In contrast to natural stone, we will use the term “engineered stone” to mean “any stone-like material that contains a degree of minerals commonly found in natural stone but that was created through a process controlled by engineers of some sort”. Because of the fact that engineers often times use natural minerals as ingredients for hard surfaces, some of the resulting surfaces are referred to as “stone”. To distinguish slabs cut out of mountains from slabs that are made in a manufacturing facility. For the remainder of this post, when we say engineered stone we are essentially talking about “engineered quartz”.
Characteristics of Natural Stone
One of the traits of natural stone is that it is porous. Nearly all natural stone is porous. We say “nearly” because there are natural stone types that are so compact that liquids cannot penetrate the pores of the material. One example of this is soapstone. But, for the sake of this discussion, natural stone is in essence, porous. This is the first characteristic of natural stone.
Porosity allows for liquids to be absorbed by the stone. This can discolor it and leave stains. Because of this, natural stone is often times sealed during processing or fabrication. Some may view the porosity of natural stone as a negative characteristic. However, as we will see later, it can be a benefit.
Natural Stone is Unique
Another trait of natural stone is that it is unique. When we say “unique”, we mean to express that each stone is different from every other stone. That means that even two slabs cut form the same mountain will have variations that make them different. The density, color variation, and even the texture can vary from one stone to the next. This means that a natural stone surface will be one-of-a-kind.
Durability of Natural Stone
Natural stone is also durable. Each stone will have its own weaknesses, but natural stone is durable and is effective when used for home, commercial, and other surfaces. In fact, buildings are constructed of natural stone. Whether it is marble, granite, limestone, or some other variant, natural stone is a durable building material.
Engineered Stone’s Properties
As we stated above, engineered materials are sometimes referred to as “stone” because of the mineral content in those materials. Quartz surfaces contain crushed quartz held together by a “binder”. This binder is often times a resin that makes up 90% or more of the weight of the slab or sheet. Another engineered material is what is referred to as “sintered stone”. This material is made by putting a mixture of powdered substances through a pressure and heat treatment that transforms these minerals into another material.
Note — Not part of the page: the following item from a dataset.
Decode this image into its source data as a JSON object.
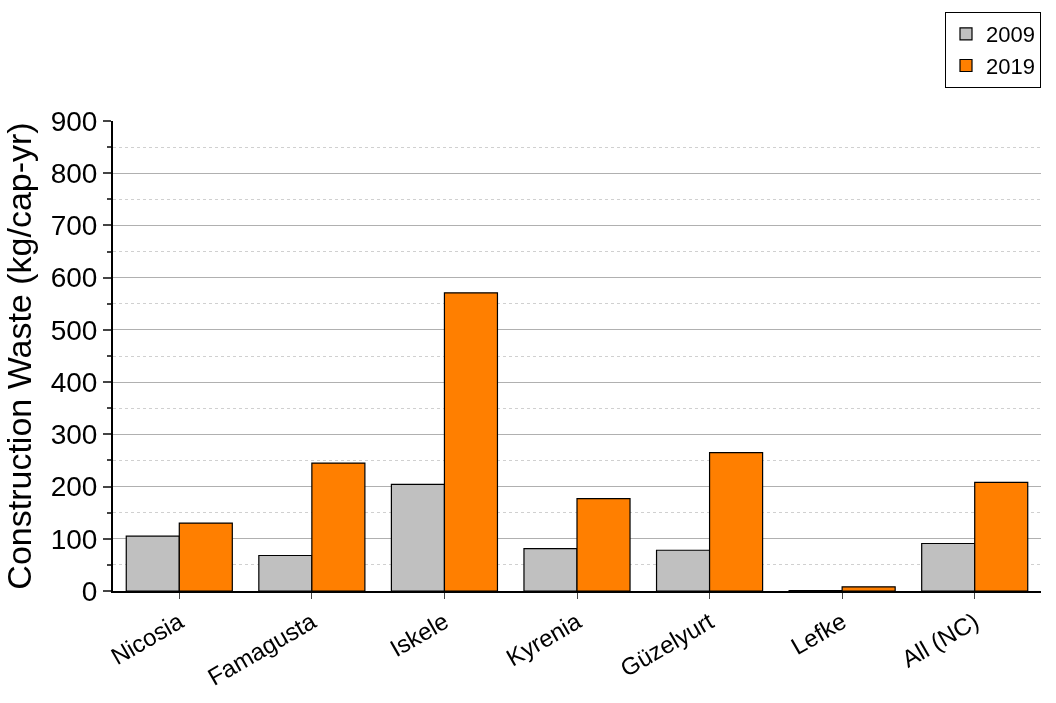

This “sintering” process has been used for many other materials, however it also is used now to form slabs of surface materials used for countertops and other surfaces.
Engineered for Durability
Like there natural counterparts, engineered “stone” materials are hard and this makes them durable for household use. Countertops, wall panels, and even floors are made from engineered materials.
While they are available in an array of colors though, because they must be produced, the variations in color, texture, and pattern are somewhat limited compared with natural stone.
Porosity of Engineered Materials
When it comes to porosity, engineered stone and sintered stone are both non-porous and therefore do not require sealer applications. Does their non-porous nature make them better than natural stone? Not necessarily. Porosity is desirable in many cases. On example is a pool deck. A non-porous material used for this would not allow water to be absorbed. Water standing on a pool deck makes the surface slippery to one degree or another. Natural stone though absorbs the water so there is no standing water on the surface, making the deck less slippery.